- Church: Catholic Church
- Diocese: Diocese of Lugano
- In office: 5 June 1986 – 1 March 1995
- Predecessor: Ernesto Togni
- Successor: Giuseppe Torti [it]

Orders
- Ordination: 2 October 1955 by Angelo Giuseppe Jelmini [it]
- Consecration: 29 June 1986 by Henri Schwery

Personal details
- Born: 3 October 1931 Airolo, Switzerland
- Died: 1 March 1995 (aged 63) Lugano, Switzerland

= Eugenio Corecco =

Catholic priest (1931–1995)

Eugenio Corecco (3 October 1931 – 1 March 1995) was a Swiss bishop of the diocese of Lugano. He was a notable 20th-century canonist who wrote about the theology of canon law.

== Biography ==
Son of Peter, born in Bodio and Margaret Beffa of Airolo, he was ordained priest on October 2, 1955, studied in Rome, at the Pontifical Gregorian University to Munich, where he received his PhD in canon law and Fribourg, where in 1969 was appointed professor of canon law.

In 1982, shortly before the publication of the new Code of Canon Law (CIC), exhibited his critical comments to John Paul II, the Pope called him to Rome to be part of a committee that assists him in the examination of the code, prior to its promulgation.

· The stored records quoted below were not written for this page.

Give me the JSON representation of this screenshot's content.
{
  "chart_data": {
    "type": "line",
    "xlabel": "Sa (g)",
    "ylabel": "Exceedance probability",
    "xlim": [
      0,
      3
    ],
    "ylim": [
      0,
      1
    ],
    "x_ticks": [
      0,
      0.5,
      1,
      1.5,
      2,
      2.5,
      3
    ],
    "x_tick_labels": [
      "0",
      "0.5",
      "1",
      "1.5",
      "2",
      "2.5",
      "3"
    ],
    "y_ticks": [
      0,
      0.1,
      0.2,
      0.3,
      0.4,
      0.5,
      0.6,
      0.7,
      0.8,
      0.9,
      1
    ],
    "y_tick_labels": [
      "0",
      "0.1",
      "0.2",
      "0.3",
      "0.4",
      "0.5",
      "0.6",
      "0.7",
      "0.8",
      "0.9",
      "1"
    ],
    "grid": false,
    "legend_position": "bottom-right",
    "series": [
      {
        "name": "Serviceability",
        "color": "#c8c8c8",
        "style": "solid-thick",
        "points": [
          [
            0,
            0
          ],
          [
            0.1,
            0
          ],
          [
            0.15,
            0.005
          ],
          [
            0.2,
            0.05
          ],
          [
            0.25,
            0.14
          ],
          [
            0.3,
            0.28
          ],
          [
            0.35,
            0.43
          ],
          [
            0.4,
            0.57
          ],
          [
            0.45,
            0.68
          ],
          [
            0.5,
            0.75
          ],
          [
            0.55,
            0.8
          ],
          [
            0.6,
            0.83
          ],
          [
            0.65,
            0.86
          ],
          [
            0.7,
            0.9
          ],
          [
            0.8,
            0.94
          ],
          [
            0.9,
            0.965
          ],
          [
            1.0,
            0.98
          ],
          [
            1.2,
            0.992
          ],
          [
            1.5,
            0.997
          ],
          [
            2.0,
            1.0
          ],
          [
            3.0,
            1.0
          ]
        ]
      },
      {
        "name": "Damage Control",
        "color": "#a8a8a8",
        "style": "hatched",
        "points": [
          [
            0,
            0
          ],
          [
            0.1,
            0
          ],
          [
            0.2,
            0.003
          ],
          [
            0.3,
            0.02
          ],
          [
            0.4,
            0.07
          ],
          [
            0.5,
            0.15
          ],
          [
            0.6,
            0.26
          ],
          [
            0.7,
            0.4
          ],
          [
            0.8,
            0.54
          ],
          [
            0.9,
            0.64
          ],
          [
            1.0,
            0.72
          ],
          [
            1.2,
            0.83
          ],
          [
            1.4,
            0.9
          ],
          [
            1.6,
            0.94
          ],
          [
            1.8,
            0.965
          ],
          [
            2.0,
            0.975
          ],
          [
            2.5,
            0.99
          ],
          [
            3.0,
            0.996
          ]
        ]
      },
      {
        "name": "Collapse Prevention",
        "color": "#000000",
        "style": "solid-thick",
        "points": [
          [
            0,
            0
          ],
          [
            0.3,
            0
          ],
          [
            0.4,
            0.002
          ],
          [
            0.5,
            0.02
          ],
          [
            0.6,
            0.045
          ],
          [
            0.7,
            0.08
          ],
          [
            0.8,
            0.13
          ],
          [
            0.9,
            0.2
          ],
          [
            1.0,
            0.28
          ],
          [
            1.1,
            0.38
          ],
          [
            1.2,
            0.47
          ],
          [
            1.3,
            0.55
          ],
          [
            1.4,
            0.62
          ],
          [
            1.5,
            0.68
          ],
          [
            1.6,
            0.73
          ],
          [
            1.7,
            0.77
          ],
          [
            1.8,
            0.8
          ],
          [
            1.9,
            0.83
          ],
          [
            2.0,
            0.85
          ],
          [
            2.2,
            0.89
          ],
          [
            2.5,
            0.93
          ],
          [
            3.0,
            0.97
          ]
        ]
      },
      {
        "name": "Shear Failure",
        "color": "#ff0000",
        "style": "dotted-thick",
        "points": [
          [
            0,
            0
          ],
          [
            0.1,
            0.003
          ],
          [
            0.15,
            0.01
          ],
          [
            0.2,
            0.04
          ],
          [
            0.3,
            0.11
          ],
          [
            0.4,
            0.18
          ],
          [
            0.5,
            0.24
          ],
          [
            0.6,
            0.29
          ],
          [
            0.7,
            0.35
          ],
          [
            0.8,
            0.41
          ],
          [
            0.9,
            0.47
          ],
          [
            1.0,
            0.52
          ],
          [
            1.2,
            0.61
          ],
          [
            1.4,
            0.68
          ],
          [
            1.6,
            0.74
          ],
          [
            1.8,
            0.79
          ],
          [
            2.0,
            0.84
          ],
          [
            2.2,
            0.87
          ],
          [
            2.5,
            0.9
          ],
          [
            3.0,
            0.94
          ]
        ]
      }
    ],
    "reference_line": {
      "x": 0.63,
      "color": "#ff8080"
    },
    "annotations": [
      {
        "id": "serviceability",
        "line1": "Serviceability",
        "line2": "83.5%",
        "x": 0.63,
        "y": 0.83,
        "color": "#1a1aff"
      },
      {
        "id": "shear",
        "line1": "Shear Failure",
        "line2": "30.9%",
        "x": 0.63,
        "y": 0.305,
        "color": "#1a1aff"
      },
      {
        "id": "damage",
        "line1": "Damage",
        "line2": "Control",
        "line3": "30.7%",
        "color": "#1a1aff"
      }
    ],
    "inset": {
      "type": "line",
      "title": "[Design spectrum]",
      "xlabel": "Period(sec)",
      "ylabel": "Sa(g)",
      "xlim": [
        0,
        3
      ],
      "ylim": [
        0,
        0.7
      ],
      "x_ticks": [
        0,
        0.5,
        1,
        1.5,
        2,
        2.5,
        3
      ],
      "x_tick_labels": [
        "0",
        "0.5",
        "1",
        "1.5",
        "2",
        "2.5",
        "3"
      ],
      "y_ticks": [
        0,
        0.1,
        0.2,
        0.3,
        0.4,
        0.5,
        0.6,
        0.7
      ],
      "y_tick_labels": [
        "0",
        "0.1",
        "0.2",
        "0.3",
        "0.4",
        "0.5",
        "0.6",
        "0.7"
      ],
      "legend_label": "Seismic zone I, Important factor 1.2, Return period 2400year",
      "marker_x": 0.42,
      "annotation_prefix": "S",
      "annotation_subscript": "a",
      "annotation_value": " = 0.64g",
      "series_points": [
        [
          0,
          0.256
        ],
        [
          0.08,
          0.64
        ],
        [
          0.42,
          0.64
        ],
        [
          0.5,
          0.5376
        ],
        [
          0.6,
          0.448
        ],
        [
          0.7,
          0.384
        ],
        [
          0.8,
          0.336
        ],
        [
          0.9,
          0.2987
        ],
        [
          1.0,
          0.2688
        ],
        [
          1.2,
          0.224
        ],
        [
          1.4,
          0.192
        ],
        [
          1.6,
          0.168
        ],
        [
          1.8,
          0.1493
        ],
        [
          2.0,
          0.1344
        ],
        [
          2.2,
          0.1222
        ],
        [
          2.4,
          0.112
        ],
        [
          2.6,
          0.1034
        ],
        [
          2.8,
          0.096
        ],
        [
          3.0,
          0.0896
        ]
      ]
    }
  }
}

Appointed consultant to the committee on the interpretation of CIC, Eugenio Corecco holds conferences around the world.

Active in the pastoral, from the years 1960–1970 he worked in Switzerland for the spread of the ecclesial movement of Communion and Liberation. The pope John Paul II on June 5, 1986, made him Bishop of Diocese of Lugano and he was consecrated in Lugano Cathedral on June 29 by bishop Henri Schwery, bishop of the Diocese of Sion, with concelebrating bishops Pierre Mamie and Ernesto Togni.

The April 29, 1992, he founded in Lugano the Institute Academic theology which. in the following year, precisely on November 20, 1993, was elevated by the Holy See to the status of a university faculty of theology – Faculty of Theology of Lugano (FTL), giving an opportunity to build in the city of Lugano, USI (University of Italian Switzerland). However, the FTL did not join USI, choosing instead to remain autonomous.

He died on March 1, 1995, as a result of a rare form of cancer, and was buried in the crypt of Church of the Sacred Heart in Lugano.

== Thought ==

===About charity===
"Whatever should be the nature of the industry and its interventions in the social field, Caritas is called, with ever greater urgency, to express in society two specific values of Christianity, whose social significance can not be measured purely rational. The first is the gratuity to the man in trouble, because it was free also the redemption offered to us by Christ. The second is to oversupply, excess is the love of Christ for us. The charity has so far as the needs of others, but the richness of God's love limiting it to look and evaluate it from man's need, because man is more than its needs".

===About canon law===
"...all the laws of the Church and finally appear first of all as an expression of faith of the People of God, and not only of reason abstractly understood." (Eugenio Corecco, Pamplona 1976. In "Siate forti nella fede", AA.VV., p. 347ss.)